18戦全勝12KOでWBCライト級挑戦者決定戦に勝利したサウスポー
WBCライト級挑戦者決定戦として行われた5位のフランク・マーティンと、8位のアルテム・ハルティウニアンとの一戦は、まさにサバイバルだった。
試合開始時点でマーティンは17戦全勝12KO、ハルティウニアンは12戦全勝7KO。プロデビュー以来連勝街道を走る者同士のぶつかり合いは、実に見応えがあった。
先手を取ったのは、リオ五輪で銅メダリストとなったハルティウニアン。米国に見参した8位は敵地であることを十二分に認識しており、序盤から激しいプレッシャーをかける。マーティンもカウンターを狙って応戦するが、ペースを握ったのはアルメニア出身のドイツ人だった。

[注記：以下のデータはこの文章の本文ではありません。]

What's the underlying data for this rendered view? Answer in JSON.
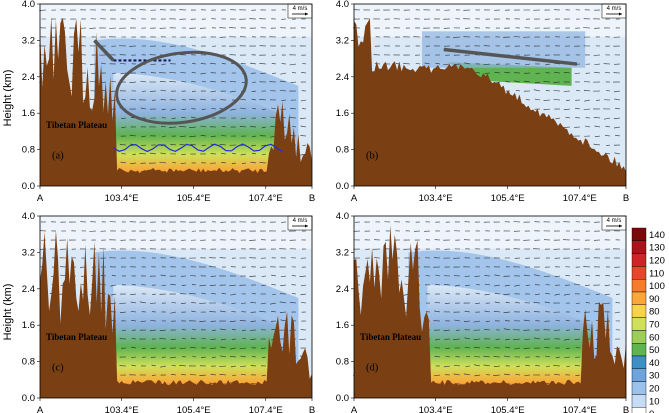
{
  "figure": {
    "y_axis_label": "Height (km)",
    "y_ticks": [
      "0.0",
      "0.8",
      "1.6",
      "2.4",
      "3.2",
      "4.0"
    ],
    "x_ticks": [
      "A",
      "103.4°E",
      "105.4°E",
      "107.4°E",
      "B"
    ],
    "reference_vector_label": "4 m/s",
    "terrain_label": "Tibetan Plateau",
    "terrain_color": "#7a3f12",
    "panels": [
      {
        "label": "(a)",
        "terrain_label": true,
        "annotations": [
          "dashed-line",
          "ellipse",
          "blue-contour"
        ]
      },
      {
        "label": "(b)",
        "terrain_label": false,
        "annotations": [
          "arrow-line"
        ]
      },
      {
        "label": "(c)",
        "terrain_label": true,
        "annotations": []
      },
      {
        "label": "(d)",
        "terrain_label": true,
        "annotations": []
      }
    ],
    "colorbar": {
      "levels": [
        "140",
        "130",
        "120",
        "110",
        "100",
        "90",
        "80",
        "70",
        "60",
        "50",
        "40",
        "30",
        "20",
        "10",
        "0"
      ],
      "colors": [
        "#7a0a0a",
        "#a8141a",
        "#cf2427",
        "#e8462a",
        "#f47c2c",
        "#f8a83a",
        "#f7d34a",
        "#cfe05a",
        "#9ccc5a",
        "#5fb351",
        "#3e8fc3",
        "#6fa3dc",
        "#9cc1ea",
        "#c6dcf4",
        "#ffffff"
      ]
    }
  }
}
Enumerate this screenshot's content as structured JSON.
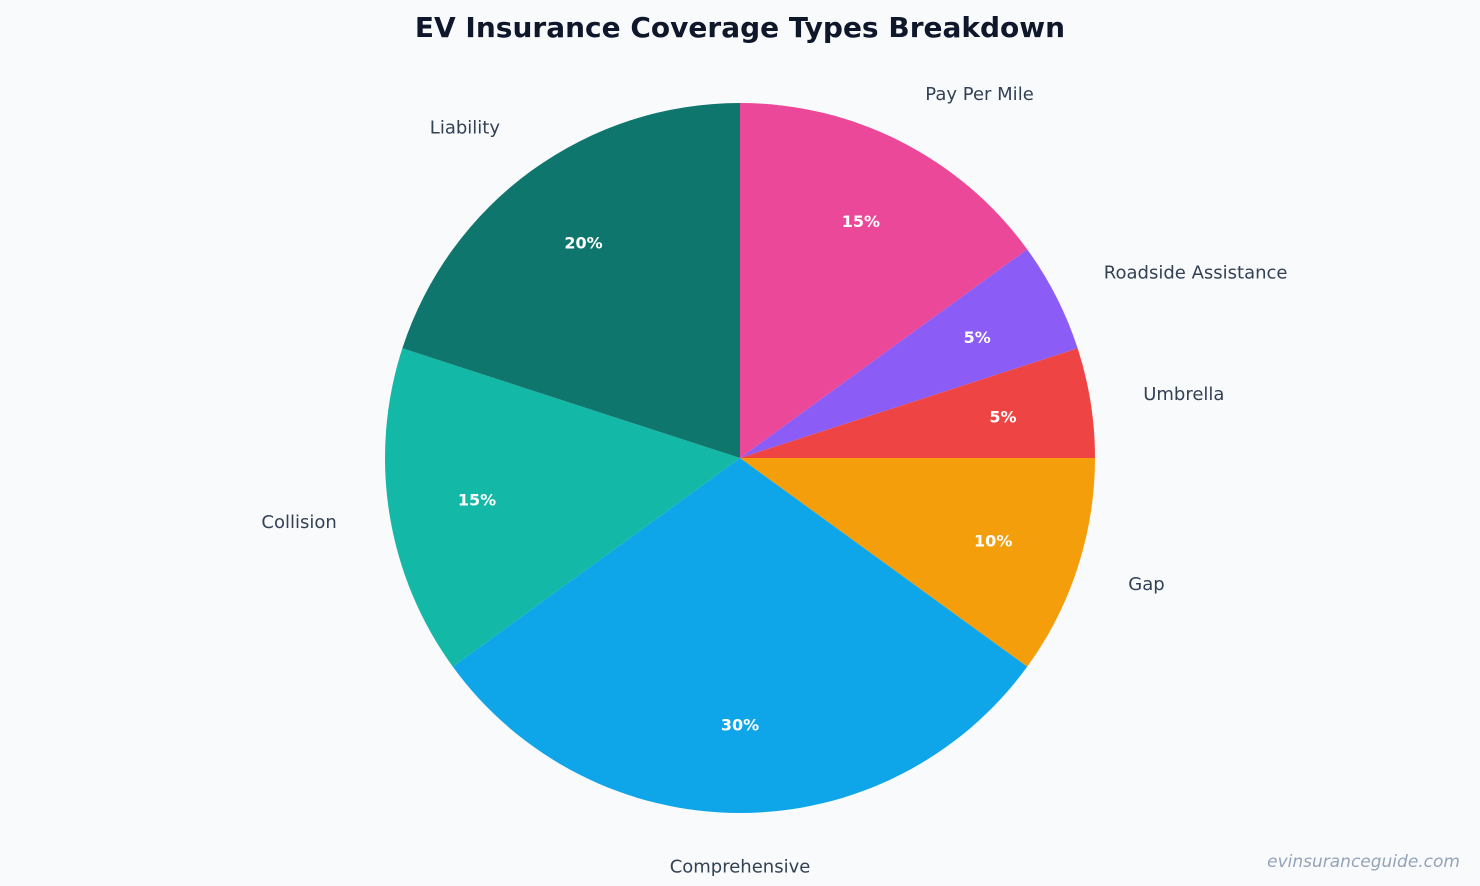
{
  "chart_data": {
    "type": "pie",
    "title": "EV Insurance Coverage Types Breakdown",
    "start_angle": "12 o'clock",
    "direction": "clockwise",
    "slices": [
      {
        "label": "Pay Per Mile",
        "value": 15,
        "pct_label": "15%",
        "color": "#ec4899"
      },
      {
        "label": "Roadside Assistance",
        "value": 5,
        "pct_label": "5%",
        "color": "#8b5cf6"
      },
      {
        "label": "Umbrella",
        "value": 5,
        "pct_label": "5%",
        "color": "#ef4444"
      },
      {
        "label": "Gap",
        "value": 10,
        "pct_label": "10%",
        "color": "#f59e0b"
      },
      {
        "label": "Comprehensive",
        "value": 30,
        "pct_label": "30%",
        "color": "#0ea5e9"
      },
      {
        "label": "Collision",
        "value": 15,
        "pct_label": "15%",
        "color": "#14b8a6"
      },
      {
        "label": "Liability",
        "value": 20,
        "pct_label": "20%",
        "color": "#0f766e"
      }
    ]
  },
  "watermark": "evinsuranceguide.com"
}
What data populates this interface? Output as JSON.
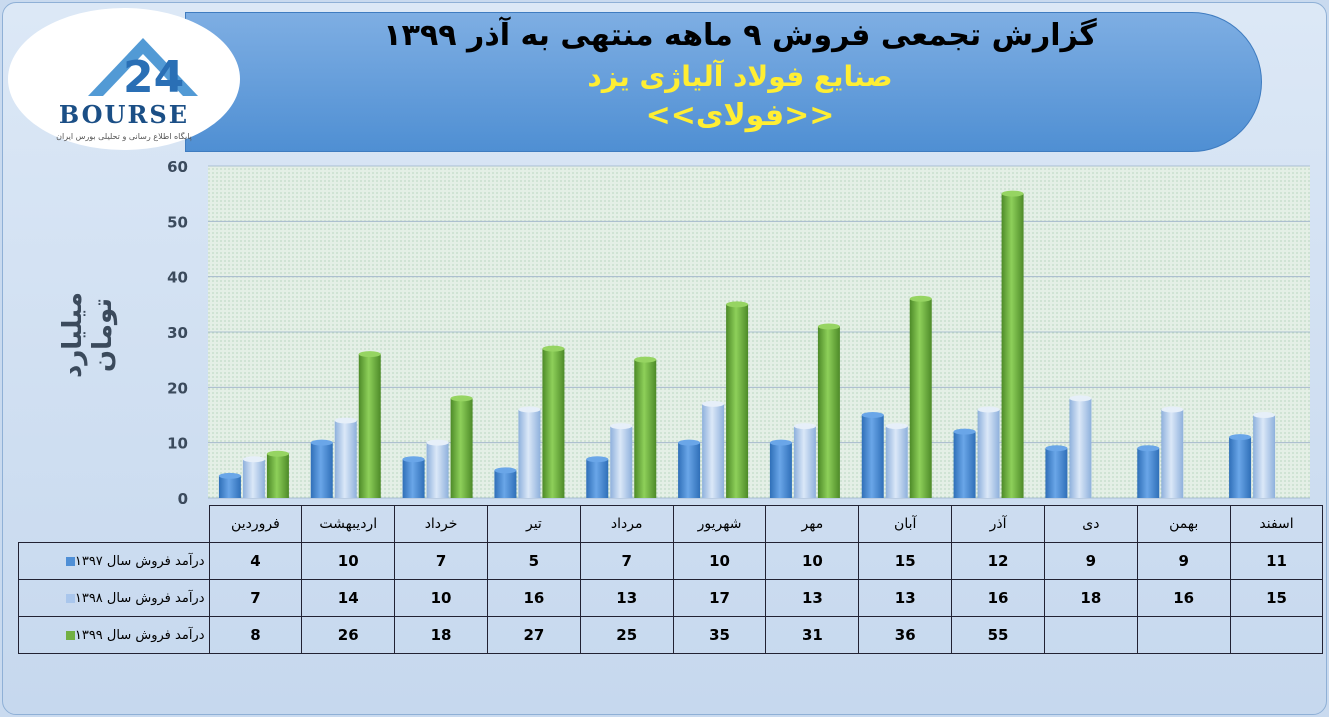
{
  "header": {
    "line1": "گزارش تجمعی فروش ۹ ماهه منتهی به آذر ۱۳۹۹",
    "line2": "صنایع فولاد آلیاژی یزد",
    "line3": "<<فولای>>"
  },
  "logo": {
    "word": "BOURSE",
    "subtitle": "پایگاه اطلاع رسانی و تحلیلی بورس ایران"
  },
  "colors": {
    "s1397": "#4f8fd6",
    "s1398": "#a9c6ec",
    "s1399": "#72b043",
    "accent": "#4f8fd3",
    "title_yellow": "#ffee33"
  },
  "chart_data": {
    "type": "bar",
    "ylabel": "میلیارد تومان",
    "ylim": [
      0,
      60
    ],
    "yticks": [
      0,
      10,
      20,
      30,
      40,
      50,
      60
    ],
    "grid": true,
    "categories": [
      "فروردین",
      "اردیبهشت",
      "خرداد",
      "تیر",
      "مرداد",
      "شهریور",
      "مهر",
      "آبان",
      "آذر",
      "دی",
      "بهمن",
      "اسفند"
    ],
    "series": [
      {
        "name": "درآمد فروش سال ۱۳۹۷",
        "values": [
          4,
          10,
          7,
          5,
          7,
          10,
          10,
          15,
          12,
          9,
          9,
          11
        ]
      },
      {
        "name": "درآمد فروش سال ۱۳۹۸",
        "values": [
          7,
          14,
          10,
          16,
          13,
          17,
          13,
          13,
          16,
          18,
          16,
          15
        ]
      },
      {
        "name": "درآمد فروش سال ۱۳۹۹",
        "values": [
          8,
          26,
          18,
          27,
          25,
          35,
          31,
          36,
          55,
          null,
          null,
          null
        ]
      }
    ]
  }
}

実際、6ラウンドまでの採点は、全てのジャッジが58-56で、8位優勢としていた。
だが、マーティンは強靭なハートを武器に、粘りを見せる。トレーナーのデリック・ジェームズから「ダウンを奪え!」と発破をかけられて奮起。ひたすら前に出て、手数で上回る。
第11ラウンド終了間際には、細かなコンビネーションから右フックを見舞って、ハルティウニアンをダウン寸前にまで追い込んだ。そして最終ラウンド、左目が塞がったハルティウニアンを追い、左右の連打を放って8位に膝をつかせる。
プロ転向後、ハルティウニアンがダウンを喫するのは初めてのことであった。このダウンが明暗を分け、114-113、115-112、115-112の僅差で5位が勝利を掴んだ。
サバイバルを制したマーティンは言った。
「ダウンは特に驚くものじゃなかった。ボディーを何発も打っているうちに、ハルティウニアンはダメージを蓄積させていったからね。俺も、いつもの試合程はボディーを打たなかったしさ」
WBA/WBC/IBFウエルターチャンピオンのエロール・スペンス・ジュニアと共にデリック・ジェームズの指導を受け、合同キャンプを張って試合を迎えたマーティン。この勝利は、"スペンス効果"と呼んでいいかもしれない。苦しみを乗り越え、一皮むけた感がある。